Students sat in Staurt Hall Building at Goldsmiths University occupation

Étudiants de Goldsmiths : « Nous devons créer davantage de perturbations pour la Palestine »

Les étudiants de l’université du sud de Londres sont entrés en occupation le 20 février

Les étudiants de l’occupation Goldsmiths dans le sud de Londres prévoient d’intensifier leur action pour la Palestine vendredi.

Samira est l’une des étudiantes qui ont investi le bâtiment Stuart Hall il y a trois semaines pour protester contre le génocide israélien et contre la complicité de la direction de l’université. « En tant qu’étudiants, nous devons agir davantage », a-t-elle déclaré à Socialist Worker.

« Nous devons créer le plus de perturbations possible et prendre les mesures les plus efficaces, en particulier sur les lieux de travail où nous pouvons avoir le plus grand impact. »

Les étudiants et les travailleurs de toute la Grande-Bretagne se préparent pour une journée d’action vendredi. Journée internationale de la femme. « Nous avons fait des échanges avec la direction », a déclaré Samira. « Alors maintenant, nous allons intensifier notre action vendredi, y compris un rassemblement, des cours et des réunions étudiantes de masse. »

Elle a ajouté : « C’est toujours très excitant d’être ici. Nous avons eu un grand événement poétique mercredi avec Lola Olufemi.

La section syndicale Goldsmiths UCU lutte contre les 130 licenciements de la direction et vote actuellement des grèves.

« Nous réfléchissons à la manière dont nous pouvons nous joindre aux luttes », a ajouté Samira. « Nous discutons d’ajouter une revendication contre les coupes budgétaires. »

Les revendications des étudiants incluent une nouvelle déclaration de la direction appelant à un cessez-le-feu et condamnant le génocide et la destruction de l’infrastructure éducative de Gaza. Ils veulent protéger leur droit de protester, de sortir et de manifester, et que la direction respecte la liberté académique et la liberté d’expression.

Ils souhaitent également que la direction aide à la reconstruction de l’infrastructure éducative de Gaza et établisse des liens avec les universités palestiniennes.

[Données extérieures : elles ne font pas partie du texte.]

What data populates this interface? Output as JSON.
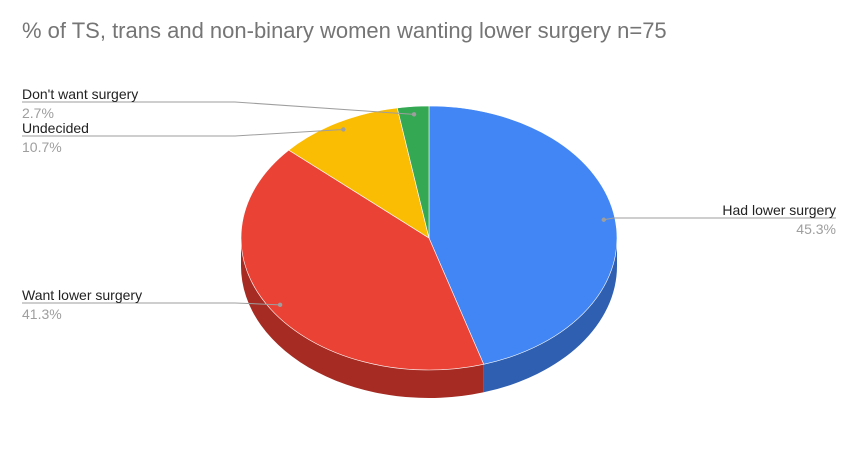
{
  "chart_data": {
    "type": "pie",
    "title": "% of TS, trans and non-binary women wanting lower surgery n=75",
    "legend": "labels-on-leader-lines",
    "slices": [
      {
        "label": "Had lower surgery",
        "pct_label": "45.3%",
        "value": 45.3,
        "color": "#4285f4",
        "side_color": "#2f5fb0"
      },
      {
        "label": "Want lower surgery",
        "pct_label": "41.3%",
        "value": 41.3,
        "color": "#ea4335",
        "side_color": "#a52b23"
      },
      {
        "label": "Undecided",
        "pct_label": "10.7%",
        "value": 10.7,
        "color": "#fbbc04",
        "side_color": "#b38600"
      },
      {
        "label": "Don't want surgery",
        "pct_label": "2.7%",
        "value": 2.7,
        "color": "#34a853",
        "side_color": "#23753a"
      }
    ]
  }
}
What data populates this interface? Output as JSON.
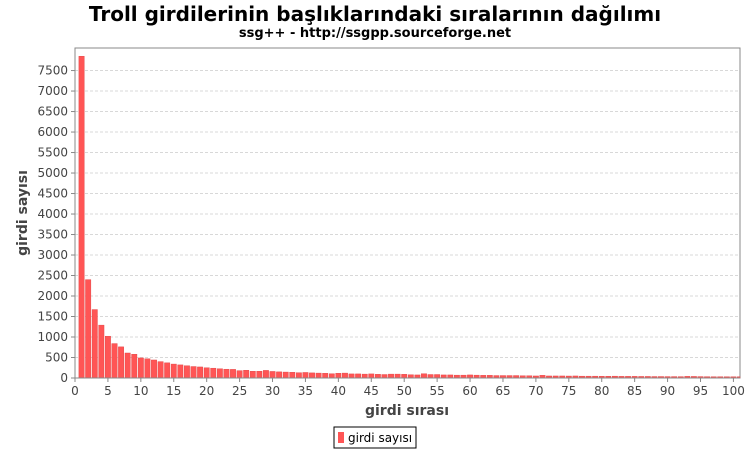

Cela inclut l’augmentation des bourses pour les étudiants palestiniens.

Les étudiants exigent également un désinvestissement immédiat de Nice Ltd – la société de surveillance formée par des membres de Tsahal – et un engagement en faveur de la police de Boycott, Désinvestissement et Sanctions. Et ils veulent que l’université révoque la définition de l’antisémitisme de l’IHRA.

La démocratie reste une priorité essentielle pour les étudiants au sein de l’occupation. Ils ont trois réunions par jour, ainsi que des forums et des réunions stratégiques réguliers.

« Nous disposons également de comités et de structures de syndicalisation et cherchons constamment à renforcer notre démocratie et nos structures », a déclaré Samira. « Nous cherchons sans cesse à améliorer notre organisation et notre stratégie, ainsi que le fonctionnement quotidien de l’occupation. »

Samira est claire sur le fait que davantage d’étudiants doivent occuper la Palestine. « Nous espérons que les gens se tourneront vers les étudiants en occupation vendredi et que nous pourrons étendre notre occupation et nous joindre aux luttes sur les campus », a-t-elle déclaré.

« Nous avons reçu beaucoup de soutien, notamment lors de l’assemblée de Londres mardi. Et nous avons eu beaucoup d’étudiants qui sont venus nous demander comment nous avions fait cela et voulaient reproduire et faire preuve de solidarité.

Les étudiants des autres universités devraient suivre l’exemple de Goldsmiths et intensifier leurs actions sur les campus pour soutenir la Palestine.